Het voorliggende ontwerp beoogt de aanpassing van twee koninklijke besluiten.

Hoofdstuk 1 past het koninklijk besluit van 7 maart 2007 betreffende de kennisgeving van elektronische-communicatiediensten en -netwerken aan. Dit laatste legt vandaag als jaarlijks recht de betaling vast van een forfaitair bedrag dat identiek is voor de levering van een netwerk of een dienst voor elektronische communicatie.

Toch blijkt na vijf jaar dat dit besluit van toepassing is, dat de bedragen die het Belgisch Instituut voor postdiensten en telecommunicatie (BIPT) vordert van de operatoren met een omzet die gelijk is aan of groter dan één miljoen Euro op de markt, maar voor een heel beperkte dekking zorgen van de administratieve beheerskosten die deze administratieve rechten gebaseerd op artikel 29 van de wet van 13 juni 2005 betreffende de elektronische communicatie, worden geacht te dekken.

Er werd inderdaad vastgesteld dat de kosten die de regulator oploopt door dat soort van operatoren, rechtstreeks in verhouding staan tot het omzetcijfer gerealiseerd in België met betrekking tot elektronische-communicatienetwerken of -diensten die onderworpen zijn aan een meldingsplicht, met uitsluiting van de omzet in verband met de in artikel 8, § 2, beschreven activiteiten, namelijk de elektronische-communicatienetwerken in de frequentiebanden 900 MHz, 1 800 MHz en 2 100 MHz.
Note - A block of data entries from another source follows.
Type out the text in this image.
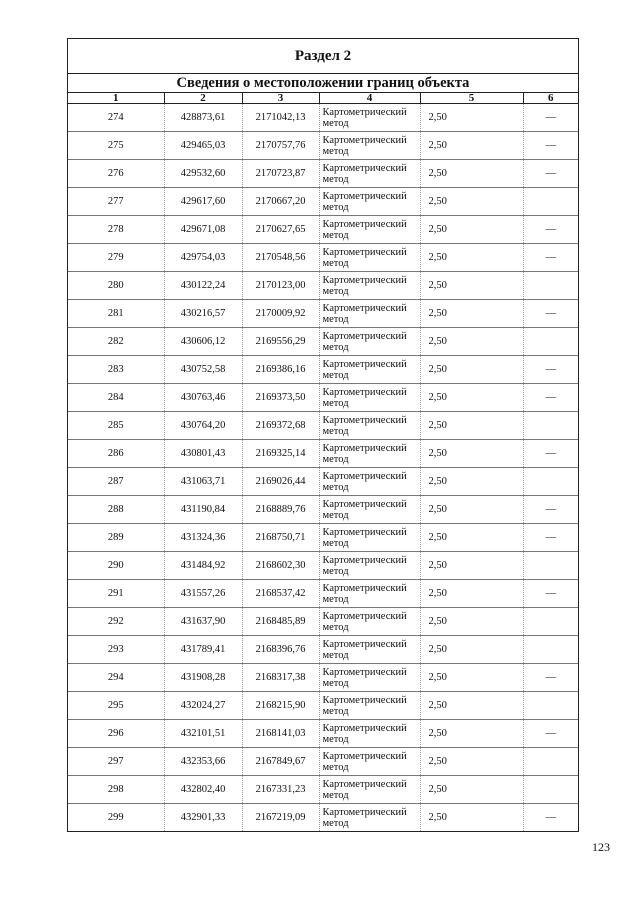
Раздел 2
Сведения о местоположении границ объекта
1	2	3	4	5	6
274	428873,61	2171042,13	Картометрический
метод	2,50	—
275	429465,03	2170757,76	Картометрический
метод	2,50	—
276	429532,60	2170723,87	Картометрический
метод	2,50	—
277	429617,60	2170667,20	Картометрический
метод	2,50	
278	429671,08	2170627,65	Картометрический
метод	2,50	—
279	429754,03	2170548,56	Картометрический
метод	2,50	—
280	430122,24	2170123,00	Картометрический
метод	2,50	
281	430216,57	2170009,92	Картометрический
метод	2,50	—
282	430606,12	2169556,29	Картометрический
метод	2,50	
283	430752,58	2169386,16	Картометрический
метод	2,50	—
284	430763,46	2169373,50	Картометрический
метод	2,50	—
285	430764,20	2169372,68	Картометрический
метод	2,50	
286	430801,43	2169325,14	Картометрический
метод	2,50	—
287	431063,71	2169026,44	Картометрический
метод	2,50	
288	431190,84	2168889,76	Картометрический
метод	2,50	—
289	431324,36	2168750,71	Картометрический
метод	2,50	—
290	431484,92	2168602,30	Картометрический
метод	2,50	
291	431557,26	2168537,42	Картометрический
метод	2,50	—
292	431637,90	2168485,89	Картометрический
метод	2,50	
293	431789,41	2168396,76	Картометрический
метод	2,50	
294	431908,28	2168317,38	Картометрический
метод	2,50	—
295	432024,27	2168215,90	Картометрический
метод	2,50	
296	432101,51	2168141,03	Картометрический
метод	2,50	—
297	432353,66	2167849,67	Картометрический
метод	2,50	
298	432802,40	2167331,23	Картометрический
метод	2,50	
299	432901,33	2167219,09	Картометрический
метод	2,50	—
123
Het relevante omzetcijfer inzake elektronische-communicatienetwerken betreft de in artikel 2, 3°, van de wet van 13 juni 2005 betreffende de elektronische communicatie bedoelde systemen en sluit de transmissiesystemen voor radio-omroep- en televisiesignalen uit.
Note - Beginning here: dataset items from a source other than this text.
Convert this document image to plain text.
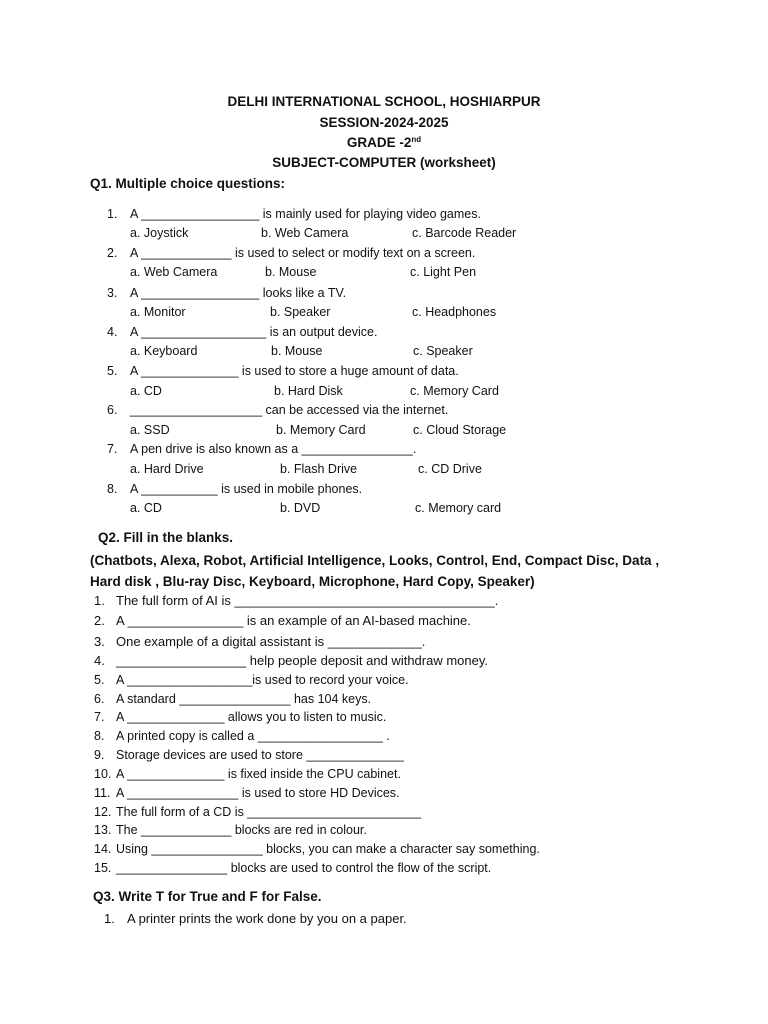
DELHI INTERNATIONAL SCHOOL, HOSHIARPUR
SESSION-2024-2025
GRADE -2nd
SUBJECT-COMPUTER (worksheet)
Q1. Multiple choice questions:
1. A _________________ is mainly used for playing video games.
a. Joystick	b. Web Camera	c. Barcode Reader
2. A _____________ is used to select or modify text on a screen.
a. Web Camera	b. Mouse	c. Light Pen
3. A _________________ looks like a TV.
a. Monitor	b. Speaker	c. Headphones
4. A __________________ is an output device.
a. Keyboard	b. Mouse	c. Speaker
5. A ______________ is used to store a huge amount of data.
a. CD	b. Hard Disk	c. Memory Card
6. ___________________ can be accessed via the internet.
a. SSD	b. Memory Card	c. Cloud Storage
7. A pen drive is also known as a ________________.
a. Hard Drive	b. Flash Drive	c. CD Drive
8. A ___________ is used in mobile phones.
a. CD	b. DVD	c. Memory card
Q2. Fill in the blanks.
(Chatbots, Alexa, Robot, Artificial Intelligence, Looks, Control, End, Compact Disc, Data , Hard disk , Blu-ray Disc, Keyboard, Microphone, Hard Copy, Speaker)
1. The full form of AI is ____________________________________.
2. A ________________ is an example of an AI-based machine.
3. One example of a digital assistant is _____________.
4. __________________ help people deposit and withdraw money.
5. A __________________is used to record your voice.
6. A standard ________________ has 104 keys.
7. A ______________ allows you to listen to music.
8. A printed copy is called a __________________ .
9. Storage devices are used to store ______________
10. A ______________ is fixed inside the CPU cabinet.
11. A ________________ is used to store HD Devices.
12. The full form of a CD is _________________________
13. The _____________ blocks are red in colour.
14. Using ________________ blocks, you can make a character say something.
15. ________________ blocks are used to control the flow of the script.
Q3. Write T for True and F for False.
1. A printer prints the work done by you on a paper.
Het relevante omzetcijfer inzake elektronische-communicatiediensten, vastgelegd in artikel 2, 5°, van de voormelde wet van 13 juni, sluit het volgende uit : (a) de diensten waarbij met behulp van elektronische-communicatienetwerken en -diensten overgebrachte inhoud wordt geleverd of inhoudelijk wordt gecontroleerd, (b) de diensten van de informatiemaatschappij zoals omschreven in artikel 2 van de wet van 11 maart 2003 betreffende bepaalde juridische aspecten van de diensten van de informatiemaatschappij, die niet geheel of hoofdzakelijk bestaan uit het overbrengen van signalen via elektronische-communicatienetwerken en (c) de diensten voor radio-omroep, televisie inbegrepen.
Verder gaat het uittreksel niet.